The American Revolution defenses at West Point, New York, included several redoubts, forts, and the Great Chain with links weighing more than 100 pounds each that Continental Army military engineers stretched across the Hudson River. The purpose behind the West Point defensive system was to prevent the British Army and Royal Navy from gaining control of the Hudson and splitting New England off from the mid-Atlantic and southern states. The chain blocked the river, the forts were positioned to fire on ships attempting to approach the chain, and outlying redoubts were well placed to defend land routes into West Point.
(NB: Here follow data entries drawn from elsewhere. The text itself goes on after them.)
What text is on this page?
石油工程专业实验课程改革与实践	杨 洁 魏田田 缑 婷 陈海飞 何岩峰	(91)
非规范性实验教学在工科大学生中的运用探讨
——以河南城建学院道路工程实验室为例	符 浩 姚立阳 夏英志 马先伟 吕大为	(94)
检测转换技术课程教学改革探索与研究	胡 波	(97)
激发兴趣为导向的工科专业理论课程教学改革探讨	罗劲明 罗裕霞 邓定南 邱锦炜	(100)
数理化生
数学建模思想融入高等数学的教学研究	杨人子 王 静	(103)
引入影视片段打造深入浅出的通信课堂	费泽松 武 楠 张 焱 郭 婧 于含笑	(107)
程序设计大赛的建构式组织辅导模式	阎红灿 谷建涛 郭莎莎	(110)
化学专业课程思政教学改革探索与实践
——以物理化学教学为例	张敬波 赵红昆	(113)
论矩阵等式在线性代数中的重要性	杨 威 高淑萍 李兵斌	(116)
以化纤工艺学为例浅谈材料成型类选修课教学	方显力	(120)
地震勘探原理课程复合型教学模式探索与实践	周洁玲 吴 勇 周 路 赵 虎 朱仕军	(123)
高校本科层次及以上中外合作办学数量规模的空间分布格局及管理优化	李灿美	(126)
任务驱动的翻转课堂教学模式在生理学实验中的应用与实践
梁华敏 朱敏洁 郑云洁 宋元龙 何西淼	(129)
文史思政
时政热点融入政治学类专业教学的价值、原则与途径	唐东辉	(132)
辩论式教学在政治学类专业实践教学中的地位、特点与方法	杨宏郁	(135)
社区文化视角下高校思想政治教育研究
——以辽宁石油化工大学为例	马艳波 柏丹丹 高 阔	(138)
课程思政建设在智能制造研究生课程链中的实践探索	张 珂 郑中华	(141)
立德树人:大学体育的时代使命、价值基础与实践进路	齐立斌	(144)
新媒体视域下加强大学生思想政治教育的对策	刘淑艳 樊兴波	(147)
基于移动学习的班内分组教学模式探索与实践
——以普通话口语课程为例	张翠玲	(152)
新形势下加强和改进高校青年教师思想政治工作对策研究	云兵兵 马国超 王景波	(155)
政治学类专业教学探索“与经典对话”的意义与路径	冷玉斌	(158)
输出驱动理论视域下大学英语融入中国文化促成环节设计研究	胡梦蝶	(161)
Examples where redoubts played a crucial role in military history:
- Battle of Poltava (1709)
- Battle of Bunker Hill (1775)
- Battle of Saratoga (1777)
- Battle of Yorktown (1781) in which Alexander Hamilton led his only infantry command's assault against a British redoubt
- Battle of Ivankovac (1805)
- Lines of Torres Vedras of the Peninsular War (1809–1810)
- Harwich Redoubt (1809–1810)
- Battle of Borodino (1812)
- Charge of the Light Brigade (1854)
- Railroad Redoubt of the Battle of Vicksburg (1863)
- Battle of Plevna (1877–1878)
- Battle of Rorke's Drift (1879)
- During World War I: National Redoubt of Antwerp (1914), German Hohenzollern Redoubt, and Hawthorn Ridge Redoubt (1916)
- During World War II: Vercors Plateau redoubt used by the Free French Forces

== National redoubt ==

A national redoubt is an area to which the remnant forces of a nation can be withdrawn if the main battle has been lost, or beforehand if defeat is considered inevitable. Typically a region is chosen with a geography favouring defence, such as a mountainous area or a peninsula, in order to function as a final hold-out to preserve national independence for the duration of the conflict.